Origine et histoire du Musée Stendhal
Le Musée Stendhal de Grenoble occupe un ensemble immobilier des XVIe et XVIIe siècles, composé de deux maisons bourgeoises ayant appartenu au docteur Henri Gagnon, grand-père maternel de l’écrivain. Situé 20, Grande Rue, ce lieu fut le cadre de vie de Stendhal (Henri Beyle) entre 1790 et 1796, après la mort de sa mère. L’appartement, transformé en musée en 1978, reflète l’atmosphère intellectuelle et sociale qui marqua sa jeunesse, notamment à travers le salon à l’italienne et le cabinet d’histoire naturelle, typiques de la bourgeoisie éclairée de l’époque.
L’idée d’un musée dédié à Stendhal émerge en 1920 avec une exposition temporaire, avant que le premier musée ne soit inauguré en 1934 dans une chapelle des Ursulines. En 1970, il déménage à l’Hôtel de Lesdiguières, puis en 2012, le projet actuel est finalisé, intégrant l’appartement Gagnon, l’appartement natal de Stendhal (14, rue Jean-Jacques-Rousseau), et les collections de la Bibliothèque municipale. Ces trois sites, reliés par un itinéraire littéraire, sont labellisés Musée de France (2003) et Maisons des Illustres (2011).
L’appartement Gagnon, classé monument historique en 2000, a été restauré pour restituer son ambiance d’origine : salon d’apparat, cabinet d’histoire naturelle avec des spécimens du Muséum de Grenoble, et chambre de Romain Gagnon, oncle libertin de Stendhal. La terrasse surplombant le Jardin de Ville, aménagée en observatoire astronomique par le docteur Gagnon, complète ce lieu où l’écrivain puisa son inspiration, notamment pour Vie de Henry Brulard.
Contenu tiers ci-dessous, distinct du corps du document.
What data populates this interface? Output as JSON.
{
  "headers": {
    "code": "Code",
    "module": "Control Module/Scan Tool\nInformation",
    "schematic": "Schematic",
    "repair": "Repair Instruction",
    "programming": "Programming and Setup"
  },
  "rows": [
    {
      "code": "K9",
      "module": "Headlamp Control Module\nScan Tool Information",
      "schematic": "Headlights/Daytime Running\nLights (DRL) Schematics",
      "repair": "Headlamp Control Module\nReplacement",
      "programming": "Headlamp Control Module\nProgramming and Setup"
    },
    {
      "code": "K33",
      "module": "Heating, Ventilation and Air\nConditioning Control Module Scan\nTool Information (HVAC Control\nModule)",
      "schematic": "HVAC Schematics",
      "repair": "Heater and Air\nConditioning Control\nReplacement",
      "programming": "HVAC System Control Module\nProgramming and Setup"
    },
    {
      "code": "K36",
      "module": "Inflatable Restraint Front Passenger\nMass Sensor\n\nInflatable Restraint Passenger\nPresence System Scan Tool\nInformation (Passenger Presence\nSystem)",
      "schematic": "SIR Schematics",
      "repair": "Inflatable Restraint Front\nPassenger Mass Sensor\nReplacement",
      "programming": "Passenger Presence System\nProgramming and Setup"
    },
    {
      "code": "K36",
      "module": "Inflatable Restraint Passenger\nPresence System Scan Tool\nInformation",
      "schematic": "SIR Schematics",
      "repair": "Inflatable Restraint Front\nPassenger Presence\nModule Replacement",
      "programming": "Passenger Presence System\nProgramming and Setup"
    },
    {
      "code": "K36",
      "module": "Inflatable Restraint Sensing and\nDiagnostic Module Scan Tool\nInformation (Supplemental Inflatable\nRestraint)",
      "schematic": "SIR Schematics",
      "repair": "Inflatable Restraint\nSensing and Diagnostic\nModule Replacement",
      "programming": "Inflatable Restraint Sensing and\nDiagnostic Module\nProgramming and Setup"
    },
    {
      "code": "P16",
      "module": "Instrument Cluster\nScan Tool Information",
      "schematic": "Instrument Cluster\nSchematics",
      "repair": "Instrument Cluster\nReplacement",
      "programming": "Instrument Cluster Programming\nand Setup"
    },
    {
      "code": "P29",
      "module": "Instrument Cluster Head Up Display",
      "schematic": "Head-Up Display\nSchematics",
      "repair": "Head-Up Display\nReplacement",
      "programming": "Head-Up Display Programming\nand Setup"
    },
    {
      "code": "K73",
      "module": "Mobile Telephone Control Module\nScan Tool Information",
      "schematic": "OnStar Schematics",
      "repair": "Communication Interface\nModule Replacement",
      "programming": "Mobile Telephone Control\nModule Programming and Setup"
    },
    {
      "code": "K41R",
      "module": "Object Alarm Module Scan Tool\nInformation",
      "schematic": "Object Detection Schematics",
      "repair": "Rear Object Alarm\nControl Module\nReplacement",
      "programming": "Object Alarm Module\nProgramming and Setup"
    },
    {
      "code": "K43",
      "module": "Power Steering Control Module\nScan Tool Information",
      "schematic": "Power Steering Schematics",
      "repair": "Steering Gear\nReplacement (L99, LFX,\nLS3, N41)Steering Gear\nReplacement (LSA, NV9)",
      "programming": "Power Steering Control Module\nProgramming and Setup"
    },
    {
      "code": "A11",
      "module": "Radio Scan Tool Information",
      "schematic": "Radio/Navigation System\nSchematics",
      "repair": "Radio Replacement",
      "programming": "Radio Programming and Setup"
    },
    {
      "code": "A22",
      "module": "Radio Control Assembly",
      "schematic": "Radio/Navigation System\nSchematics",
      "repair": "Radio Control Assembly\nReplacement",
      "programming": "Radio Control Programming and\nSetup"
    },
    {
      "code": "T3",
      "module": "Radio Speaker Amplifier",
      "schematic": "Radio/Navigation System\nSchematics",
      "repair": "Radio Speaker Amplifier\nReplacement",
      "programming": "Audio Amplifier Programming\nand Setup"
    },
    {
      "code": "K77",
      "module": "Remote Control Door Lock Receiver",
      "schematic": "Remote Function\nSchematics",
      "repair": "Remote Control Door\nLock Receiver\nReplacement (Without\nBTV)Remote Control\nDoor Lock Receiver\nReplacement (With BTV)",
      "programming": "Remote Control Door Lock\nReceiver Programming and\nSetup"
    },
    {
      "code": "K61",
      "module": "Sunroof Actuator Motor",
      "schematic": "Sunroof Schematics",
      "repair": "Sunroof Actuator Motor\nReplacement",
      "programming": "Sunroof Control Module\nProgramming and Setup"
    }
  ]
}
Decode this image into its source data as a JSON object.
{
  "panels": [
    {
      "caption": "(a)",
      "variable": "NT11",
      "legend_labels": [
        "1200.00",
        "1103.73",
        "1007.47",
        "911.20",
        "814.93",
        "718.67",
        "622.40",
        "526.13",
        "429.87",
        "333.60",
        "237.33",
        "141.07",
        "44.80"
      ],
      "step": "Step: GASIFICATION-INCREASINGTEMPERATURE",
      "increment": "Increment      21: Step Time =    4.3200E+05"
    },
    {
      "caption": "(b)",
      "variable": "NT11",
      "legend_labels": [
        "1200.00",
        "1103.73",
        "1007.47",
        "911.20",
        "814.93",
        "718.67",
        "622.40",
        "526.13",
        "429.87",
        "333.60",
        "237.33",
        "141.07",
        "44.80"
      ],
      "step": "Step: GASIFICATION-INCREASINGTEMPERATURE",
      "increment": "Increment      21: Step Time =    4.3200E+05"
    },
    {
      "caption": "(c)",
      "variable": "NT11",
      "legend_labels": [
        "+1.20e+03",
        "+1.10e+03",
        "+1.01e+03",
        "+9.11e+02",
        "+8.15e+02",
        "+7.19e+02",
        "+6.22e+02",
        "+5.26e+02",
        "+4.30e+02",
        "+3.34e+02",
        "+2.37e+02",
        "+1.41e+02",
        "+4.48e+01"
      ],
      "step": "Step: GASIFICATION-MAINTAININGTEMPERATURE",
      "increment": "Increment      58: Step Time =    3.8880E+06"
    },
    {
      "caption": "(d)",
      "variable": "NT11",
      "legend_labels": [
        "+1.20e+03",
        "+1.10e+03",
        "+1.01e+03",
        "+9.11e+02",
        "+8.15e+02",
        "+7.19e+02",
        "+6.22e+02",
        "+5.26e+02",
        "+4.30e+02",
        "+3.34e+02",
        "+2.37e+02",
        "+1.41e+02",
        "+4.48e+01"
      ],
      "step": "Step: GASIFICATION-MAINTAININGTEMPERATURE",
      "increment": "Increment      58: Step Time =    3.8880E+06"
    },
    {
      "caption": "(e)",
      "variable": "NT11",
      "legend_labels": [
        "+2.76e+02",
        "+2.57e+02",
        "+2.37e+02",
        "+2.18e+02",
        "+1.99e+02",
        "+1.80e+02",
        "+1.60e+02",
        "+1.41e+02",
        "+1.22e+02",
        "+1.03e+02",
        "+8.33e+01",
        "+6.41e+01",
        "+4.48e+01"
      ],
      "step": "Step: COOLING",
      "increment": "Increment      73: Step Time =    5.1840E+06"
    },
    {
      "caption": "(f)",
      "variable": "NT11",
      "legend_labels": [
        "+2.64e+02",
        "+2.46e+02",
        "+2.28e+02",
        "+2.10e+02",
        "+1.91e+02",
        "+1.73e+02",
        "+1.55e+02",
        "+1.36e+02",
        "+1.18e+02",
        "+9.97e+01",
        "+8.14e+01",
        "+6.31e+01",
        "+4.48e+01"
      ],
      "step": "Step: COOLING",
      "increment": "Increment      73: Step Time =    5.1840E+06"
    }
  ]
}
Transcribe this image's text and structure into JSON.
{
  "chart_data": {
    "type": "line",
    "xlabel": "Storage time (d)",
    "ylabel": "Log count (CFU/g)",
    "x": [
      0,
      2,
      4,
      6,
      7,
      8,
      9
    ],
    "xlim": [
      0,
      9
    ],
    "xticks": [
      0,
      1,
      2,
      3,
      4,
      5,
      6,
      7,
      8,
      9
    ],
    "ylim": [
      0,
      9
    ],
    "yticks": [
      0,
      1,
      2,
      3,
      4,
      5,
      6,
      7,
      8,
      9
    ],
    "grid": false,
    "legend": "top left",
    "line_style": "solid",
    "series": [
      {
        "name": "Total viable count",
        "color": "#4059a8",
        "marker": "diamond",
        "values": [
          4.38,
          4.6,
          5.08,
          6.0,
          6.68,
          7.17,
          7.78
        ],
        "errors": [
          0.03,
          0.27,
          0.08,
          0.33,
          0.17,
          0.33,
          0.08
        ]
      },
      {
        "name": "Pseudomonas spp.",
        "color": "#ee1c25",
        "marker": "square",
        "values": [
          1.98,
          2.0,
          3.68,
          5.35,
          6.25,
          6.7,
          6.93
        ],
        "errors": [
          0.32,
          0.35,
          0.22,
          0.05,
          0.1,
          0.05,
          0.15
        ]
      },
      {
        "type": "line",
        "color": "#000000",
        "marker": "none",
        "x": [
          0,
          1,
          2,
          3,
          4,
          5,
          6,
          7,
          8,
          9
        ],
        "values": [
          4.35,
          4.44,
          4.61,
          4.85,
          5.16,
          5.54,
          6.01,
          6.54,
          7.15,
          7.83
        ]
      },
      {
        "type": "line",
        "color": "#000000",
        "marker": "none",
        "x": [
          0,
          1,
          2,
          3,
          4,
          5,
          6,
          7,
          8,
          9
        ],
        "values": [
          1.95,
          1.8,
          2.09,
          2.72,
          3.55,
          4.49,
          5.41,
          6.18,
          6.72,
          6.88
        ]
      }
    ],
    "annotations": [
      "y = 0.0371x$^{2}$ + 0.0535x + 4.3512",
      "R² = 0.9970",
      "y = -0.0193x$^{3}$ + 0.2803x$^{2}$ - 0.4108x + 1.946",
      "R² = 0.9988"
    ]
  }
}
La collection du musée, initiée en 1861 par un don de Madame Louis Crozet, compte aujourd’hui 40 000 pages de manuscrits (soit 75 % des écrits conservés dans le monde), 10 000 ouvrages, ainsi que peintures, bustes et lithographies. Des expositions temporaires, comme Stendhal, un républicain rouge et noir (2015), explorent les dimensions politiques et artistiques de son œuvre. Le musée organise aussi des ateliers d’écriture, des cercles de lecture et des événements littéraires, perpétuant son lien avec la création contemporaine.
L’architecture et la muséographie, repensées par Cédric Avenier et Marianne Klapisch, mêlent restauration historique et éléments contemporains pour évoquer l’époque de Stendhal. Le musée s’inscrit dans un réseau patrimonial grenoblois, incluant la Maison natale de l’écrivain et la Bibliothèque municipale, offrant une immersion dans la Grenoble des Lumières et du Premier Empire, période charnière pour la formation de sa pensée.
Le docteur Henri Gagnon (1728–1813), figure centrale du musée, incarna l’esprit des Lumières à Grenoble. Médecin éclairé, il reçut dans son salon la bonne société locale et initia son petit-fils à l’observation scientifique et sociale. La Journée des Tuiles (7 juin 1788), événement pré-révolutionnaire, fut observée par le jeune Stendhal depuis cet appartement, illustrant son ancrage dans l’histoire grenobloise. Le musée célèbre ainsi le double héritage de l’écrivain : un lieu de mémoire familiale et un laboratoire d’idées.